这边已经安装了cuda和cudnn,但是在check时出现以下报错

import paddle

paddle.utils.run_check()

报错:

RuntimeError: (PreconditionNotMet) The third-party dynamic library (libcublas.so) that Paddle depends on is not configured correctly. (error code is libcublas.so: cannot open shared object file: No such file or directory)
Suggestions:

  1. Check if the third-party dynamic library (e.g. CUDA, CUDNN) is installed correctly and its version is matched with paddlepaddle you installed.
  2. Configure third-party dynamic library environment variables as follows:
  • Linux: set LD_LIBRARY_PATH by export LD_LIBRARY_PATH=...
  • Windows: set PATH by `set PATH=XXX; (at /paddle/paddle/phi/backends/dynload/dynamic_loader.cc:303)
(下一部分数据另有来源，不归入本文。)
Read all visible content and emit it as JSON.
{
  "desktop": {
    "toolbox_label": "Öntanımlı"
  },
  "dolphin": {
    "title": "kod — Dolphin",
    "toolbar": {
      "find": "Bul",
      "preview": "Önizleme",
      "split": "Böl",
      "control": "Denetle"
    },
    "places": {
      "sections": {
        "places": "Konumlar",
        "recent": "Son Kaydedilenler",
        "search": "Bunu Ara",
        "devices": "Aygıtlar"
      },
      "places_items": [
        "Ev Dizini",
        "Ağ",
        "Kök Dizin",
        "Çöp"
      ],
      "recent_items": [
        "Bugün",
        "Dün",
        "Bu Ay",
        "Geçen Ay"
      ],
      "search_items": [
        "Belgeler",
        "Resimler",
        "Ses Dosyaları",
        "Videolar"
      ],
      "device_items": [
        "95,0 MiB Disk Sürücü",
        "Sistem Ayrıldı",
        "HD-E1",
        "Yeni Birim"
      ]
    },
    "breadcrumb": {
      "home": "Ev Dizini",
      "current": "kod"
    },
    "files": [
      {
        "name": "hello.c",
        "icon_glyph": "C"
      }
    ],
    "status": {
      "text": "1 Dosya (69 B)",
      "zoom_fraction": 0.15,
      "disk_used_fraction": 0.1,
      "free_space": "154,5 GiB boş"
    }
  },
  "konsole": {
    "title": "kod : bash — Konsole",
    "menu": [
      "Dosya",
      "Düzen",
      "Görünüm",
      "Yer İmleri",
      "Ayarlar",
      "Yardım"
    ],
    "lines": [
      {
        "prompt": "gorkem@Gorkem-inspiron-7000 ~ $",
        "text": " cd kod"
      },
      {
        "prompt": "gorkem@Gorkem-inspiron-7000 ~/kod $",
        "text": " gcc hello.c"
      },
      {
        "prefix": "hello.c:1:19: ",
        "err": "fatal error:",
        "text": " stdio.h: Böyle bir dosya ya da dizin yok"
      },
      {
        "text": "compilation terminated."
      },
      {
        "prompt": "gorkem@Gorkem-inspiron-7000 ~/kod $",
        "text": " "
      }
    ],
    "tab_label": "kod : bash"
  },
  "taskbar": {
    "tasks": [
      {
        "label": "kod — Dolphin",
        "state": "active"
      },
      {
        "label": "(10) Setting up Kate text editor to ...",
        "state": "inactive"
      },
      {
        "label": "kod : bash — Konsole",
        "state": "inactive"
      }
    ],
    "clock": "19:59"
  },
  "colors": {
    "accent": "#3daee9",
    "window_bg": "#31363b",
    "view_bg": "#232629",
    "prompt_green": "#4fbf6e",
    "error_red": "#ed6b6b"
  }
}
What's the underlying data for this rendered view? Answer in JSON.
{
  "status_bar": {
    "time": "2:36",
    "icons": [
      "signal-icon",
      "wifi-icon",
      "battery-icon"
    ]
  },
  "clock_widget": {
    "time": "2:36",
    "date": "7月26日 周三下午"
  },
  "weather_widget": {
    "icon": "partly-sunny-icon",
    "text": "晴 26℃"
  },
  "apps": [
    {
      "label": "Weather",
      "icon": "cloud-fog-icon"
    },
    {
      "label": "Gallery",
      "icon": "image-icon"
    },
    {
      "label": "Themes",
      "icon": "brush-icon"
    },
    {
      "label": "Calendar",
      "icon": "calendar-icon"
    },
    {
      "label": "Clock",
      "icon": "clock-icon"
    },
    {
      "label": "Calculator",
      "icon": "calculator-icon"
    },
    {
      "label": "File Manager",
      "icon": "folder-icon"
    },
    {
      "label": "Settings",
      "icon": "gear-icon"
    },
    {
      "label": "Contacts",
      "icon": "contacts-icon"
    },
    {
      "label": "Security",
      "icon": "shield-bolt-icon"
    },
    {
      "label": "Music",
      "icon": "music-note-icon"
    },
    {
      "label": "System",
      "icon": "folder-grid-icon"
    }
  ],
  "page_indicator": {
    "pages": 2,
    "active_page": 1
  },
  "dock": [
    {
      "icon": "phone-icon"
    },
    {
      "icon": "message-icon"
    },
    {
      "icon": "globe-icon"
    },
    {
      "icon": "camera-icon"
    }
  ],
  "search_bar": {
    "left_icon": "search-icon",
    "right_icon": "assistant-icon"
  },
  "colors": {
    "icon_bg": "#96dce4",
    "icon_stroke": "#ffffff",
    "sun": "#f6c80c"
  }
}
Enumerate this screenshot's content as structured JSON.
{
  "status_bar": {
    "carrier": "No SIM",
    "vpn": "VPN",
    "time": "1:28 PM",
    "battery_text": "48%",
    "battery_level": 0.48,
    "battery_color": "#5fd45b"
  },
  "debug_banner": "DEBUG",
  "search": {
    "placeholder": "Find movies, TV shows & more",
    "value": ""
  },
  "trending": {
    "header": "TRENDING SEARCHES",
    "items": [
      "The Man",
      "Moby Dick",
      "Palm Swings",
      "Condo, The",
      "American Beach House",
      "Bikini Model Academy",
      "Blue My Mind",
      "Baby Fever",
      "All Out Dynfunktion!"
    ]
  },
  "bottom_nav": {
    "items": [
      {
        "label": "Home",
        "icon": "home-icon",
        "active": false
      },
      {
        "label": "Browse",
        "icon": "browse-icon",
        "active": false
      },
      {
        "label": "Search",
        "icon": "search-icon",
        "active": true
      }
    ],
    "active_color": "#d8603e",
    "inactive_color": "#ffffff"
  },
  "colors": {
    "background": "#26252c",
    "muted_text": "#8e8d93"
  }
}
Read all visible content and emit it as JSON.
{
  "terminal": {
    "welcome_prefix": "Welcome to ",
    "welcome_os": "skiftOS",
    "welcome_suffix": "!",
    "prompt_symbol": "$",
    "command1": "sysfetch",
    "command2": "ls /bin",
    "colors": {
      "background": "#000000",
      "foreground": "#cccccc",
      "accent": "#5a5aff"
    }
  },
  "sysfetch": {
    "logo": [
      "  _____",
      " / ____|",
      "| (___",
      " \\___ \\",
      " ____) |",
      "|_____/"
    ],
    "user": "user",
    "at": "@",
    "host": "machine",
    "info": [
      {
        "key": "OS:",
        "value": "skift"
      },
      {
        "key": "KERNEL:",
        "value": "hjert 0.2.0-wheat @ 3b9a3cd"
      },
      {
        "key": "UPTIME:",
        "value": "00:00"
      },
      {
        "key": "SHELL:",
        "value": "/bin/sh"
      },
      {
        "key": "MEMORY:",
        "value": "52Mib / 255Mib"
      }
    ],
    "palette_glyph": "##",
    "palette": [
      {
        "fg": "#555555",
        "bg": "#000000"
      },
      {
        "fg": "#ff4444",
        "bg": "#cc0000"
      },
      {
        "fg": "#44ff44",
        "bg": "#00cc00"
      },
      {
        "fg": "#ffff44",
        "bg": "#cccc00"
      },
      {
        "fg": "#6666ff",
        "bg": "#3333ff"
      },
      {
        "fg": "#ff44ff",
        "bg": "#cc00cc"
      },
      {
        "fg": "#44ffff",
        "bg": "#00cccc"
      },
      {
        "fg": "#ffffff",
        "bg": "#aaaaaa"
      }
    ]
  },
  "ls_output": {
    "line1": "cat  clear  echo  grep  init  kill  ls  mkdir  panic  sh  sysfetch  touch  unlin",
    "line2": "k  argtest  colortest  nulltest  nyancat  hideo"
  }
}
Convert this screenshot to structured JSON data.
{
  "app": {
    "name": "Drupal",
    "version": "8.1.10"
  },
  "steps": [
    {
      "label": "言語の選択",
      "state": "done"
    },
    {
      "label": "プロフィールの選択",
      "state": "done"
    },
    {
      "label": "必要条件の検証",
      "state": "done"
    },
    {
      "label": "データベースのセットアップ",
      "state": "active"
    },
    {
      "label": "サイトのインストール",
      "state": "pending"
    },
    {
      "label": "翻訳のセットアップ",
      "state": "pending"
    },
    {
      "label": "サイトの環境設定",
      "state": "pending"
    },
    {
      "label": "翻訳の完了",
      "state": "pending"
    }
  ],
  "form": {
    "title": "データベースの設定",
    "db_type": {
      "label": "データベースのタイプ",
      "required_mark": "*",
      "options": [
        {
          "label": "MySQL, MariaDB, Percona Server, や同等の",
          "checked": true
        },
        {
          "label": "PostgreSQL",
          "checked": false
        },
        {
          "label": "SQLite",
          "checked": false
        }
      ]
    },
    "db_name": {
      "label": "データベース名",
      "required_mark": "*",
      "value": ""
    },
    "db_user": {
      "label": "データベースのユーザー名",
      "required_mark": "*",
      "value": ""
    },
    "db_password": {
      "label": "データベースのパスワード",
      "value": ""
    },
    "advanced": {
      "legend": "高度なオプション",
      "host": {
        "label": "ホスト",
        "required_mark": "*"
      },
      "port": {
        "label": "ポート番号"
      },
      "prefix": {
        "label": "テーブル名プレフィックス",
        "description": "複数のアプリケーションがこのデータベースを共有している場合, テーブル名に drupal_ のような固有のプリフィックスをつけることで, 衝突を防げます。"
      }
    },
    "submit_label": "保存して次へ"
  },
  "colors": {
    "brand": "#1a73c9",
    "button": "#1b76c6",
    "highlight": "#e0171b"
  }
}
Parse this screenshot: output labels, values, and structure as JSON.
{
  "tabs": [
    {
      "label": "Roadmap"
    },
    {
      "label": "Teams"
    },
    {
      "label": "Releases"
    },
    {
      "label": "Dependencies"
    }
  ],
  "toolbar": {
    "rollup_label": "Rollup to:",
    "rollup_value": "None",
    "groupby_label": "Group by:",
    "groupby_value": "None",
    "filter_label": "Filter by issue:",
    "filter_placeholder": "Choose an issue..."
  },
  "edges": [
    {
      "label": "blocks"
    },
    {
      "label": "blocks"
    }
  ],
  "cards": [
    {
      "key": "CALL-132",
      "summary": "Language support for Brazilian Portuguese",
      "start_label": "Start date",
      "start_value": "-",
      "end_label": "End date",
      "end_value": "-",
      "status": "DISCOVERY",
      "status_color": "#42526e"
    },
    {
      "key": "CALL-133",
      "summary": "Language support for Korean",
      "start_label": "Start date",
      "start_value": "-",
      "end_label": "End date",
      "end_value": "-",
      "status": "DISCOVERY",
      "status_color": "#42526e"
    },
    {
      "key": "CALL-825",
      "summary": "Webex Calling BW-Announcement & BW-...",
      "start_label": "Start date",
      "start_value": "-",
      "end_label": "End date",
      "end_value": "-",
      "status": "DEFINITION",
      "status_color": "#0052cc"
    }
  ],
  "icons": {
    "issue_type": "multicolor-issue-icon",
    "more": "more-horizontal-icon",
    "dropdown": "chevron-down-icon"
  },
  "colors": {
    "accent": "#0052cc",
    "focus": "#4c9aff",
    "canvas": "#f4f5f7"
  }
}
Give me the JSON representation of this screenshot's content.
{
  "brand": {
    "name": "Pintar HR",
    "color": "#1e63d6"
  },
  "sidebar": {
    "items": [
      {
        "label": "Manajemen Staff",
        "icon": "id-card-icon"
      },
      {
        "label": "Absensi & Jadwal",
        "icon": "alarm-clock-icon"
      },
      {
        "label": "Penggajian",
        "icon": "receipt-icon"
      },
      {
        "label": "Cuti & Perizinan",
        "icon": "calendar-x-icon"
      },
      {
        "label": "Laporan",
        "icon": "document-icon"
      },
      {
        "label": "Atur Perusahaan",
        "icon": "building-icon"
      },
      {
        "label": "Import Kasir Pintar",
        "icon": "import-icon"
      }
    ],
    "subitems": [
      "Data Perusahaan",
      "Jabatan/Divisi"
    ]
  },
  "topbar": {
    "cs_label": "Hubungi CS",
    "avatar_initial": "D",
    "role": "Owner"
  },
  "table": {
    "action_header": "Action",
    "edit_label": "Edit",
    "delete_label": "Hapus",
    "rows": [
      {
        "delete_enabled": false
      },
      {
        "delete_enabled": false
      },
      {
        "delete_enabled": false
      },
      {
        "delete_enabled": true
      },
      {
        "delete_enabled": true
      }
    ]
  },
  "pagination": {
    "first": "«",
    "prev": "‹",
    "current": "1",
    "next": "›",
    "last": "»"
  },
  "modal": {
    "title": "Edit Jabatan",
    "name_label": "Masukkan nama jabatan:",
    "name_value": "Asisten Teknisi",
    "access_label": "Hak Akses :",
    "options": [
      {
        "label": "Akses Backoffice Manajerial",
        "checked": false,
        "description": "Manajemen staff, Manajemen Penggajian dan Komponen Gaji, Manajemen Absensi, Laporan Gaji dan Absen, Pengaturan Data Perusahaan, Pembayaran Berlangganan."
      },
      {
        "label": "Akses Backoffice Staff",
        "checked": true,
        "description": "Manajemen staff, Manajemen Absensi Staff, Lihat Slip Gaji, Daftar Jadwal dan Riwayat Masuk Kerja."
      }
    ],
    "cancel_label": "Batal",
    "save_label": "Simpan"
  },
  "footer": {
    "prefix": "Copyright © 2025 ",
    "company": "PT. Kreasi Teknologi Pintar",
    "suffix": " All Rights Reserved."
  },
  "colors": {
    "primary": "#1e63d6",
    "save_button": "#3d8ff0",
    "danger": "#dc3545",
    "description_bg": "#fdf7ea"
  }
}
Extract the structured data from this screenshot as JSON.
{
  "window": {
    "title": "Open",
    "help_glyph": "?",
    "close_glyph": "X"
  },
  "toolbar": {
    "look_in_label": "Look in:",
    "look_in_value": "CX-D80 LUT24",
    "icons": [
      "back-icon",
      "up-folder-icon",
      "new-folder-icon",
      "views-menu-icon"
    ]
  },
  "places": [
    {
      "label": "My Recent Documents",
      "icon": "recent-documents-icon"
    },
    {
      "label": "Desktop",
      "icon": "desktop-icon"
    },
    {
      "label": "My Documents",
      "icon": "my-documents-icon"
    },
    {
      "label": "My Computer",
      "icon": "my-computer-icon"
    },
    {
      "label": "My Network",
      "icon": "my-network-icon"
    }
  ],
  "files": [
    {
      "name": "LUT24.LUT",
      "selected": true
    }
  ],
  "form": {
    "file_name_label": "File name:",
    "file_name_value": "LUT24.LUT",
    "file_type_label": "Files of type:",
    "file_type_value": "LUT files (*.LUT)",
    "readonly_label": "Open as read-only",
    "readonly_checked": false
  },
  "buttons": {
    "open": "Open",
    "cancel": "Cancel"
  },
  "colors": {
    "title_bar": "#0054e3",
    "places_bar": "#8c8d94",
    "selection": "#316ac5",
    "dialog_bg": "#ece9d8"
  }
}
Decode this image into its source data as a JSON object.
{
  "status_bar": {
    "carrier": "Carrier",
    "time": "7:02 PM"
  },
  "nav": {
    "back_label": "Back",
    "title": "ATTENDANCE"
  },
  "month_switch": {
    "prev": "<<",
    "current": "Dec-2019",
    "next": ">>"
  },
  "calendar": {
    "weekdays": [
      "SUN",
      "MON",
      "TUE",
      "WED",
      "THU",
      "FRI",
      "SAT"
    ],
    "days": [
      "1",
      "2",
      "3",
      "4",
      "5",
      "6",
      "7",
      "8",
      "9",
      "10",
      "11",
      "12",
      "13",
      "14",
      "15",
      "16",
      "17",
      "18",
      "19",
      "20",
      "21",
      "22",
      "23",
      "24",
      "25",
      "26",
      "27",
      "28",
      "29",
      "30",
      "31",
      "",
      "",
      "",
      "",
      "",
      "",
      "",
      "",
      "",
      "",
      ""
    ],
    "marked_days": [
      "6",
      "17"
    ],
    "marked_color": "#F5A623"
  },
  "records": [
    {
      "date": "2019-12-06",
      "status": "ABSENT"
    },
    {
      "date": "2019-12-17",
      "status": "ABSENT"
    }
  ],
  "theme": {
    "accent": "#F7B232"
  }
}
但是cuda安装路径上(/usr/local/cuda/lib64)是存在这个so文件的,而且LD_LIBRARY_PATH和CUDA_HOME环境变量配置正确

我安装的版本号如下

python -m pip install paddlepaddle-gpu==2.3.0.post110 -f https://www.paddlepaddle.org.cn/whl/linux/mkl/avx/stable.html

pobjuy32

pobjuy321#

@WystanW 您可以先在您的环境里面找一下 libcublas.so 这个文件是安装在哪里的吗?比如

$ cd /usr/
$ find ./ -name "libcublas.so"
./local/cuda-11.4/targets/x86_64-linux/lib/stubs/libcublas.so
./local/cuda-11.4/targets/x86_64-linux/lib/libcublas.so

找到 libcublas.so 之后,设置一下环境变量,有2种方法,设置之后再重跑一下run check,两个方法里面有一个方法是能找到 “libcublas.so” 的

# 方法1:设置 LD_LIBRARY_PATH
export LD_LIBRARY_PATH=/usr/local/cuda-11.4/targets/x86_64-linux/lib:${LD_LIBRARY_PATH}

# 方法2:设置 FLAGS_cuda_dir
export FLAGS_cuda_dir=/usr/local/cuda-11.4/targets/x86_64-linux/lib
ljo96ir5

ljo96ir52#

@qili93 您好,我的LD_LIBRARY_PATH输出是包含了cuda的lib目录的,并且该目录存在libcublas.so文件

xienkqul

xienkqul3#

@qili93 但是我的文件都是libcublas.so.11和libcublas.so.11.2.0.252,这个要做软链吗?

x3naxklr

x3naxklr4#

@qili93 但是我的文件都是libcublas.so.11和libcublas.so.11.2.0.252,这个要做软链吗?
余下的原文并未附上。